For those wishing to come off the tester list, only write if you have not participated at all. I want to be sure to acknowledge all who have tested, even if it was just once, so I will continue to send you recipes and you can ignore them if you don't want to test them; this way you can still re-enter the process and will still be listed in the book.
After I send you a new recipe to test, feel free to write back after you've tested it and request a particular bread, such as gluten-free or "Old World, multi-grain, cracker, etc. for your next round. That way, if the first one is not too interesting, at least you'll get to do some that you really want. I will try to send out a list of all the recipes once we enter this next round, so you can request a particular one to test. There will be over 50. This leaves about 1,000 recipes that will not be in the book--there are just so many wonderful breads that I hated leaving them out, but these 50 will represent pretty much every category and can be modified to match a bread that has been left out.

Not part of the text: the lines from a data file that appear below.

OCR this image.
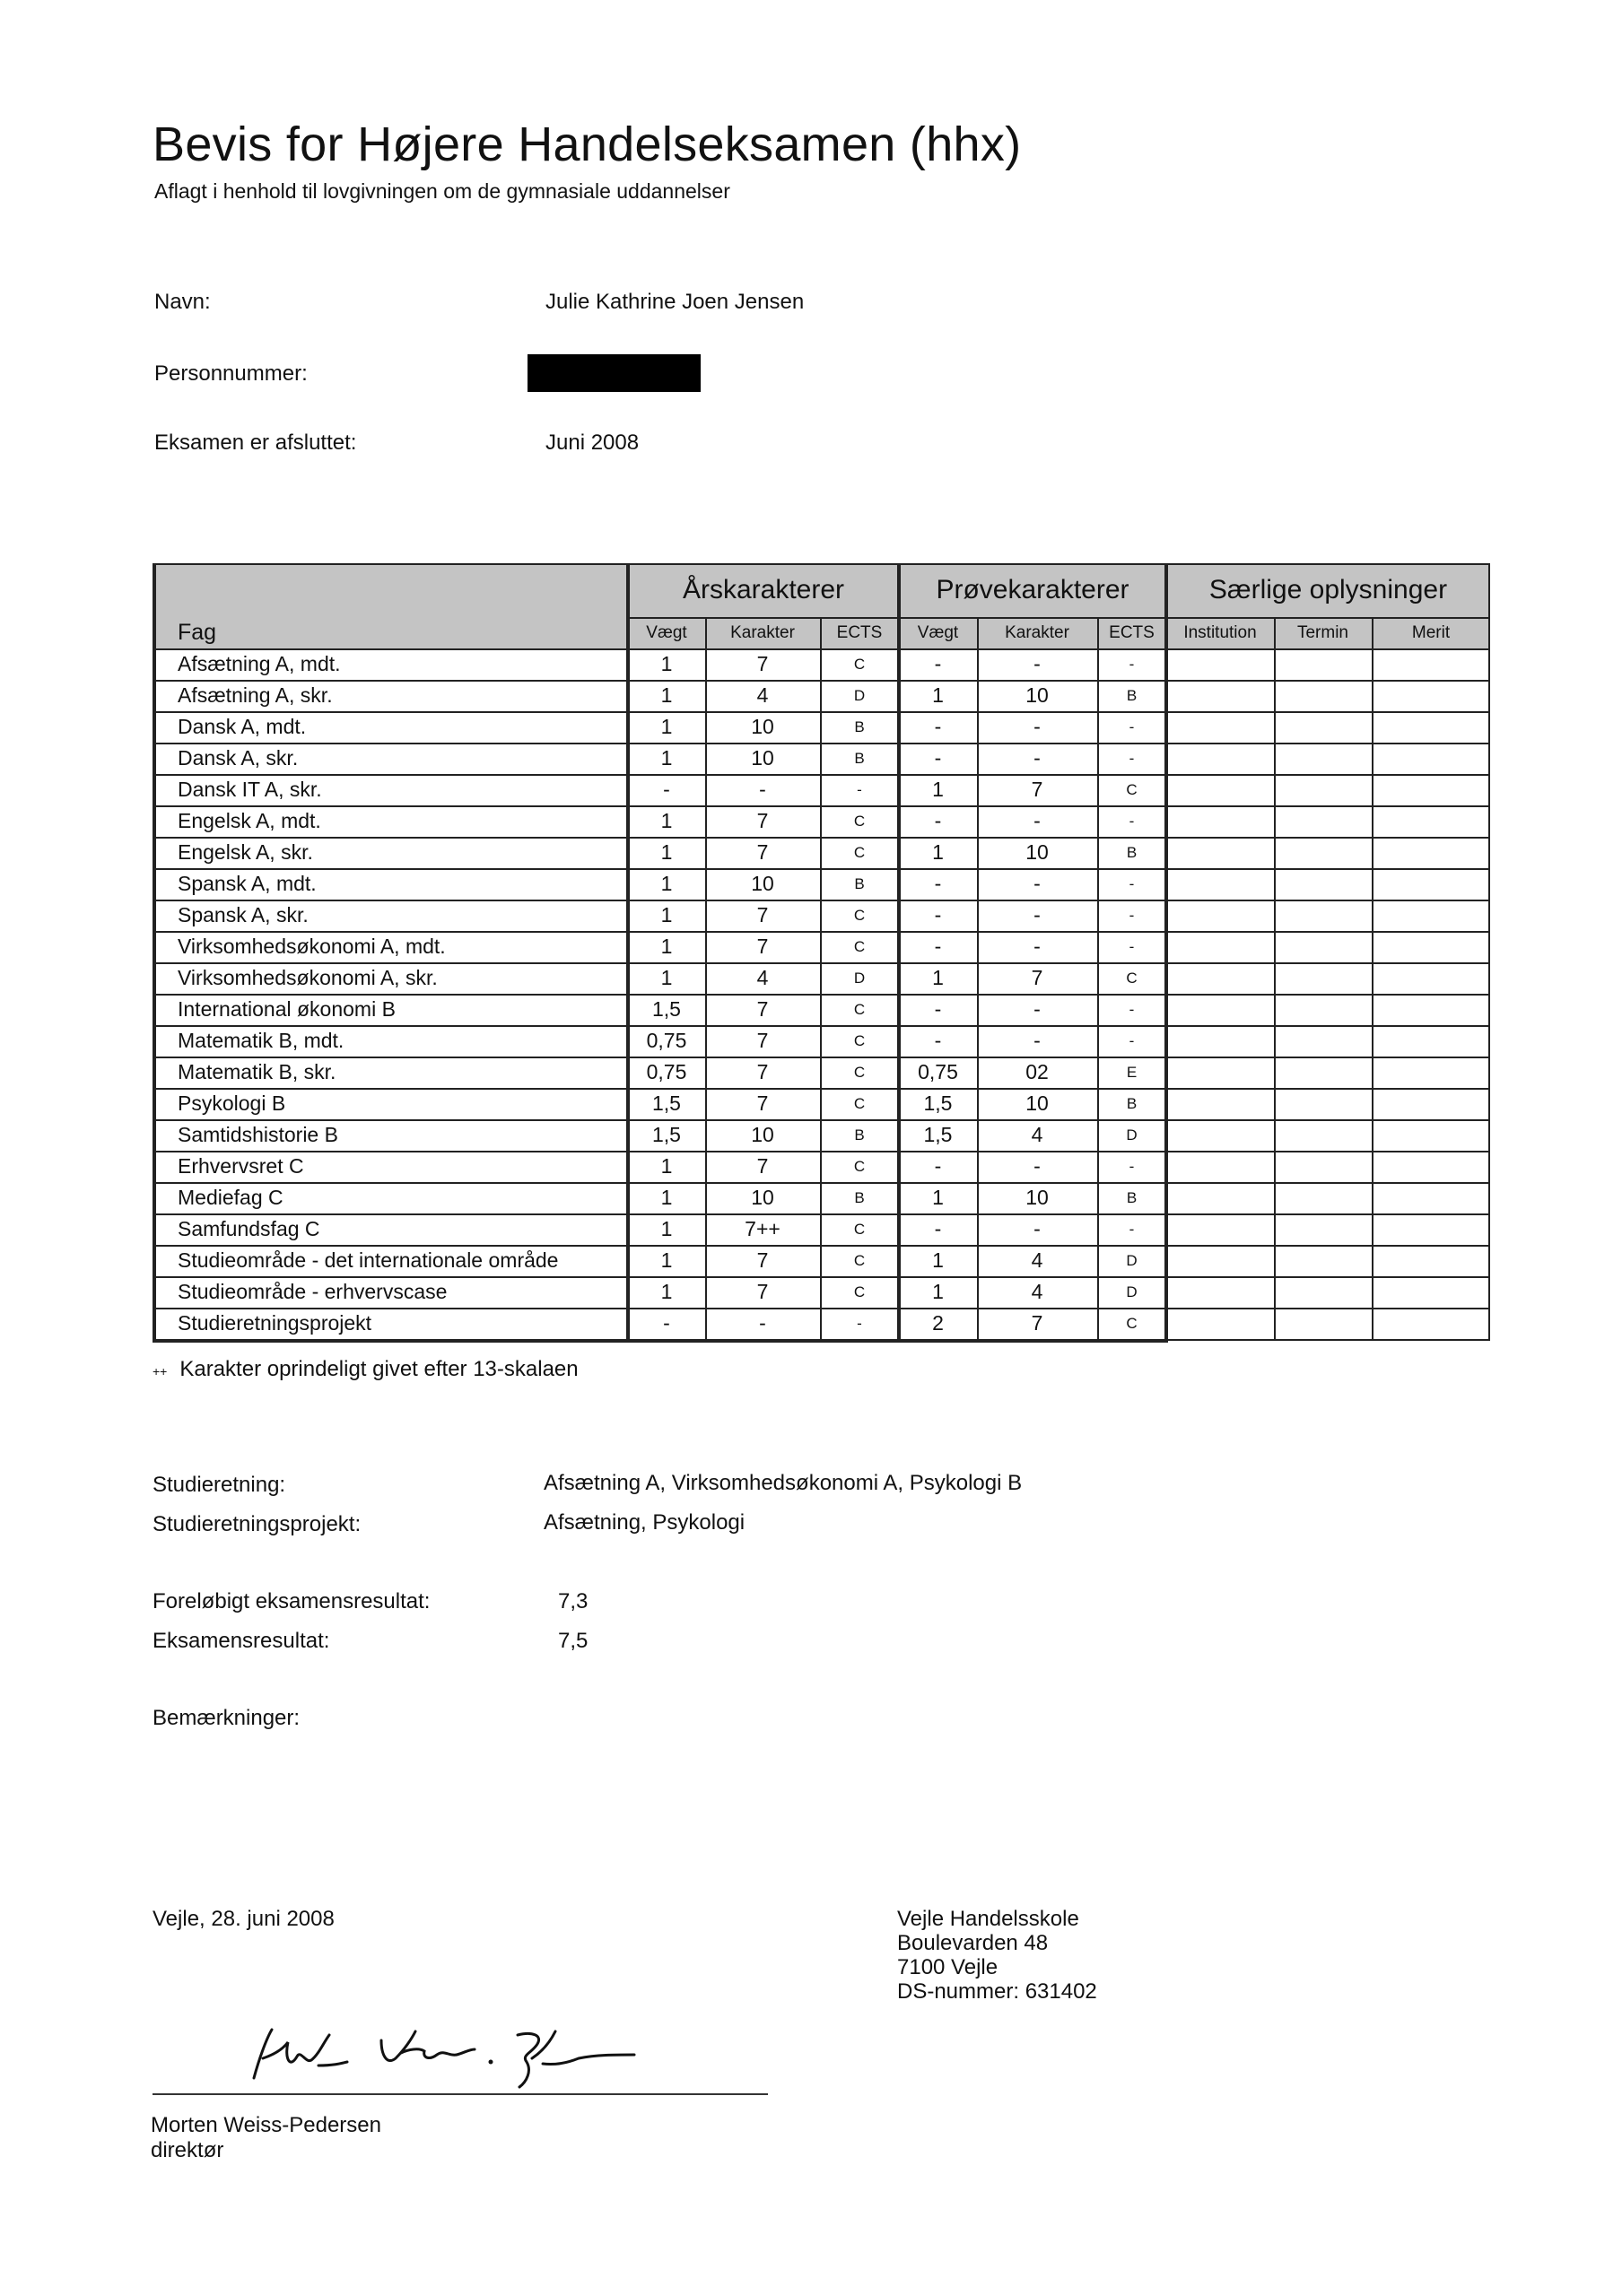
Bevis for Højere Handelseksamen (hhx)
Aflagt i henhold til lovgivningen om de gymnasiale uddannelser
Navn:	Julie Kathrine Joen Jensen
Personnummer:
Eksamen er afsluttet:	Juni 2008
Årskarakterer	Prøvekarakterer	Særlige oplysninger
Fag	Vægt	Karakter	ECTS	Vægt	Karakter	ECTS	Institution	Termin	Merit
Afsætning A, mdt.	1	7	C	-	-	-
Afsætning A, skr.	1	4	D	1	10	B
Dansk A, mdt.	1	10	B	-	-	-
Dansk A, skr.	1	10	B	-	-	-
Dansk IT A, skr.	-	-	-	1	7	C
Engelsk A, mdt.	1	7	C	-	-	-
Engelsk A, skr.	1	7	C	1	10	B
Spansk A, mdt.	1	10	B	-	-	-
Spansk A, skr.	1	7	C	-	-	-
Virksomhedsøkonomi A, mdt.	1	7	C	-	-	-
Virksomhedsøkonomi A, skr.	1	4	D	1	7	C
International økonomi B	1,5	7	C	-	-	-
Matematik B, mdt.	0,75	7	C	-	-	-
Matematik B, skr.	0,75	7	C	0,75	02	E
Psykologi B	1,5	7	C	1,5	10	B
Samtidshistorie B	1,5	10	B	1,5	4	D
Erhvervsret C	1	7	C	-	-	-
Mediefag C	1	10	B	1	10	B
Samfundsfag C	1	7++	C	-	-	-
Studieområde - det internationale område	1	7	C	1	4	D
Studieområde - erhvervscase	1	7	C	1	4	D
Studieretningsprojekt	-	-	-	2	7	C
++ Karakter oprindeligt givet efter 13-skalaen
Studieretning:	Afsætning A, Virksomhedsøkonomi A, Psykologi B
Studieretningsprojekt:	Afsætning, Psykologi
Foreløbigt eksamensresultat:	7,3
Eksamensresultat:	7,5
Bemærkninger:
Vejle, 28. juni 2008	Vejle Handelsskole
Boulevarden 48
7100 Vejle
DS-nummer: 631402
Morten Weiss-Pedersen
direktør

Many breads, as I read up on them and their history, are so similar to others that the major difference is the name, shape, or place of origin, not the ingredients. A few raisins here or there, an almond instead of a walnut, buckwheat instead of rye--they're are an infinite number of variations, just as there are in beer making, where a few degrees difference, or a few ounces difference or type of hops, can create an entirely different, even weird flavor. Thank goodness bread gives us a little more wiggle room than beer--subtle differences can be masked by flour much easier than they can by liquid wort. But that's a whole other kettle of mash....(Forgive this beer talk; I had a great tour of our local micro-brewery, Rock Bottom, two weeks ago and my head is still spinning--not from the beer, of which I was a conservative but happy sipper, but from all the attention to detail and science I learned. The wonderful analogy that beer is liquid bread has been helpful as I explored some of the theories behind the dough method in this book. As we get close to deadline, I'm getting more and more excited. Thank you, again, testers and non-tester blog readers. It's been an amazing journey....
May Your Bread Always Rise (except your crackers)!